Individuals, in general, perceive themselves as belonging to social groups. Groups differ as they are composed of individualsí characteristic of their very personal and distinctive features. Among the variables determining belonging to a given social group, two are of paramount importance: language use and behavior. Of course, education, political beliefs, and economic and socio-historical variables are significant but not as clearly delineated as language and manners. The way in which you speak, your expressiveness and ability to develop interpersonal contacts on a macro scale as well as your body language and attitude of respect and tolerance towards the interlocutor, give evidence of what you are. As a matter of fact, your refined personality allows for taking up the top position in the social hierarchy.

The Limitations

Limitations are inevitable in any area of human activity, including language education, for sustainable development. If we look at sustainable development in a holistic way, we can easily notice that the spheres of interest are not equally treated. It seems quite irrational that such problems as, for example, pollution or waste dumping, being key issues of the environmental sphere or cost savings and unemployment, which are domains of the economic sphere of sustainability, are given the priority of treatment and support in comparison to, for example, the problem of tolerance, equal opportunity or education which are immanent parts of the social or socio-cultural sphere of sustainability.

We cannot save the planet without using proper language and talking openly about crime, valuable resources, waste dumping, or natural beauty preservation (c.f. Ketcham, 2015). Therefore, to save the planet, we must make people understand the local and global threats. For this reason, we need an internationally approved communication and information exchange tool to talk to people and to ensure them and governments that education for sustainable development is based on understanding environmental issues. Hence, education for sustainable development and promoting language education should be given reasonable support.

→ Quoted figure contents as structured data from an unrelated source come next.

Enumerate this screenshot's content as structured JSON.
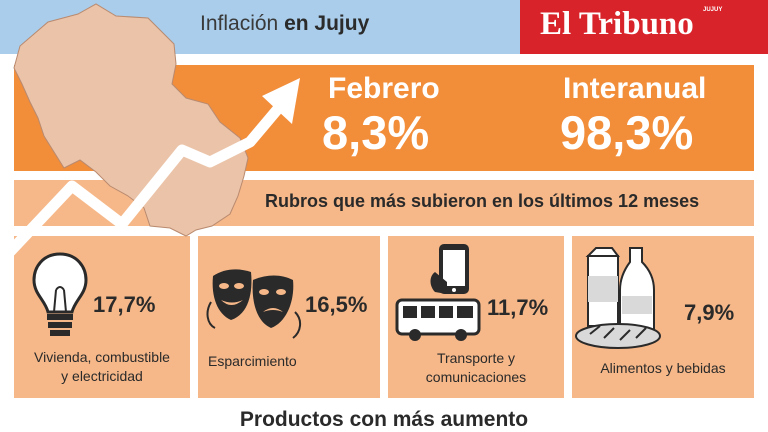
{
  "header": {
    "title_normal": "Inflación ",
    "title_bold": "en Jujuy",
    "brand": "El Tribuno",
    "brand_small": "JUJUY"
  },
  "stats": {
    "monthly_label": "Febrero",
    "monthly_value": "8,3%",
    "yearly_label": "Interanual",
    "yearly_value": "98,3%"
  },
  "rubros_title": "Rubros que más subieron en los últimos 12 meses",
  "categories": [
    {
      "icon": "light-bulb-icon",
      "percent": "17,7%",
      "line1": "Vivienda, combustible",
      "line2": "y electricidad"
    },
    {
      "icon": "theater-masks-icon",
      "percent": "16,5%",
      "line1": "Esparcimiento",
      "line2": ""
    },
    {
      "icon": "bus-phone-icon",
      "percent": "11,7%",
      "line1": "Transporte y",
      "line2": "comunicaciones"
    },
    {
      "icon": "groceries-icon",
      "percent": "7,9%",
      "line1": "Alimentos y bebidas",
      "line2": ""
    }
  ],
  "products_title": "Productos con más aumento",
  "colors": {
    "orange": "#f28d3a",
    "peach": "#f6b889",
    "sky": "#a9cdea",
    "brand_red": "#d8232a",
    "map_fill": "#ebc3a8"
  }
}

CONCLUSION AND RECOMMENDATIONS

CONCLUSION

Conclusively, Funding Language Education is the cornerstone of achieving sustainable national development. Undoubtedly, sustainable national development is the goal of all developing nations. Investing, encouraging and enlightening people on funding language education is necessary. Since the roles of government at all levels are to facilitate development, an urgent need arises for government to disburse adequate funds in the Education sector to achieve rapid, sustainable national development.

RECOMMENDATIONS

This paper recommends these action points:

1. Greater intensity and focus in achieving Millennium Development Goals (MDGs), which have a dialectical relationship with the principles of ESD.

2. Implementing ESD is a long-term process that calls upon all stakeholders, including governments, educational institutions, businesses and industry, communities, Non-Governmental Organizations (NGOs), Faith-Based Organizations (FBOs), mass media, donor agencies, international communities, and individuals to play a role and embrace the ideals of sustainable development.